Em São Paulo, distribuídos por diversos bairros, eles tinham, inicialmente, dificuldade de se reunir para realizar as cerimônias religiosas. Já havia templos asquenazis, mas os sefaradis não se sentiam atraídos em participar de seus rituais. A solução foi construir uma sinagoga própria, e o local escolhido foi a Rua da Abolição, na Bela Vista. A simplicidade da construção, sóbria, pequena e íntima, contrastava com a posição econômica que os sefaradis ocupavam na época: o domínio do francês e dos hábitos ocidentais fez com que o grupo assumisse profissões e atividades comuns aos brasileiros de média e alta posição social. Mas o templo, na verdade, refletia uma tradição de Esmirna, cidade de onde provinham, em que a modéstia do lugar servia para que os judeus se voltassem para si mesmos durante as cerimônias. O historiador Boris Fausto, em um depoimento ao livro, conta que, logo depois das rezas, os fiéis retiravam o solidéu e iam para a rua se misturar aos passantes. “A religião era algo particular e que a ninguém dizia respeito”, diz ele.

Se, dispersos espacialmente, os sefaradis conseguiram se reunir ao redor de um templo, os orientais da Mooca, ao contrário, construíram duas sinagogas, em uma mesma rua. O pequeno número de imigrantes procedentes de comunidades diferentes não justificava a existência de duas sinagogas no bairro. Entretanto, o forte regionalismo das famílias libanesas da cidade de Sídon provocou uma certa divisão comunitária.

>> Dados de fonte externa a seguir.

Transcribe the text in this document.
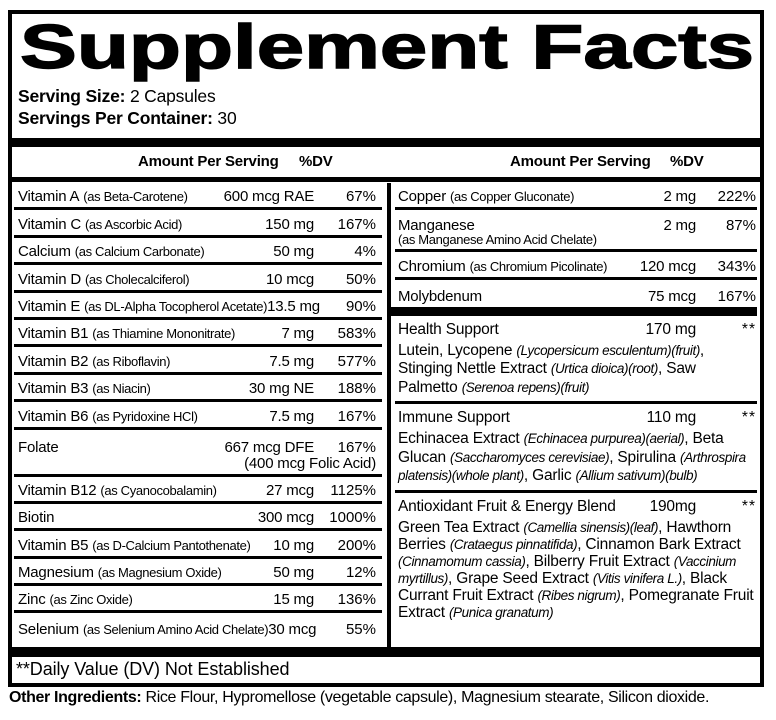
Supplement Facts
Serving Size: 2 Capsules
Servings Per Container: 30
Amount Per Serving %DV	Amount Per Serving %DV
Vitamin A (as Beta-Carotene) 600 mcg RAE	67%
Vitamin C (as Ascorbic Acid)	150 mg	167%
Calcium (as Calcium Carbonate)	50 mg	4%
Vitamin D (as Cholecalciferol)	10 mcg	50%
Vitamin E (as DL-Alpha Tocopherol Acetate) 13.5 mg	90%
Vitamin B1 (as Thiamine Mononitrate)	7 mg	583%
Vitamin B2 (as Riboflavin)	7.5 mg	577%
Vitamin B3 (as Niacin)	30 mg NE	188%
Vitamin B6 (as Pyridoxine HCl)	7.5 mg	167%
Folate	667 mcg DFE	167%
(400 mcg Folic Acid)
Vitamin B12 (as Cyanocobalamin)	27 mcg	1125%
Biotin	300 mcg	1000%
Vitamin B5 (as D-Calcium Pantothenate) 10 mg	200%
Magnesium (as Magnesium Oxide)	50 mg	12%
Zinc (as Zinc Oxide)	15 mg	136%
Selenium (as Selenium Amino Acid Chelate) 30 mcg	55%
Copper (as Copper Gluconate)	2 mg	222%
Manganese	2 mg	87%
(as Manganese Amino Acid Chelate)
Chromium (as Chromium Picolinate) 120 mcg	343%
Molybdenum	75 mcg	167%
Health Support	170 mg	**
Lutein, Lycopene (Lycopersicum esculentum)(fruit), Stinging Nettle Extract (Urtica dioica)(root), Saw Palmetto (Serenoa repens)(fruit)
Immune Support	110 mg	**
Echinacea Extract (Echinacea purpurea)(aerial), Beta Glucan (Saccharomyces cerevisiae), Spirulina (Arthrospira platensis)(whole plant), Garlic (Allium sativum)(bulb)
Antioxidant Fruit & Energy Blend 190mg	**
Green Tea Extract (Camellia sinensis)(leaf), Hawthorn Berries (Crataegus pinnatifida), Cinnamon Bark Extract (Cinnamomum cassia), Bilberry Fruit Extract (Vaccinium myrtillus), Grape Seed Extract (Vitis vinifera L.), Black Currant Fruit Extract (Ribes nigrum), Pomegranate Fruit Extract (Punica granatum)
**Daily Value (DV) Not Established
Other Ingredients: Rice Flour, Hypromellose (vegetable capsule), Magnesium stearate, Silicon dioxide.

A paz possível – Na Mooca, os judeus, procedentes em sua maioria do Líbano e de cidades do atual Estado de Israel, fixaram-se ao lado de outros imigrantes, como os italianos e os espanhóis. Os sírio-libaneses eram também presença constante. “Excluindo a religião, os judeus da Mooca aproximaram-se dos sírio-libaneses, cristãos e muçulmanos e com eles mantinham negócios”, explica a autora. O fato de falarem o mesmo idioma, o árabe, a estrutura patriarcal de suas famílias, a comida e a música eram fatores de identificação surgidos durante a convivência que tiveram durante séculos nas terras do Oriente Médio. Era dos árabes, e não dos judeus asquenazis do Bom Retiro, que os judeus da Mooca compravam as mercadorias de que precisavam.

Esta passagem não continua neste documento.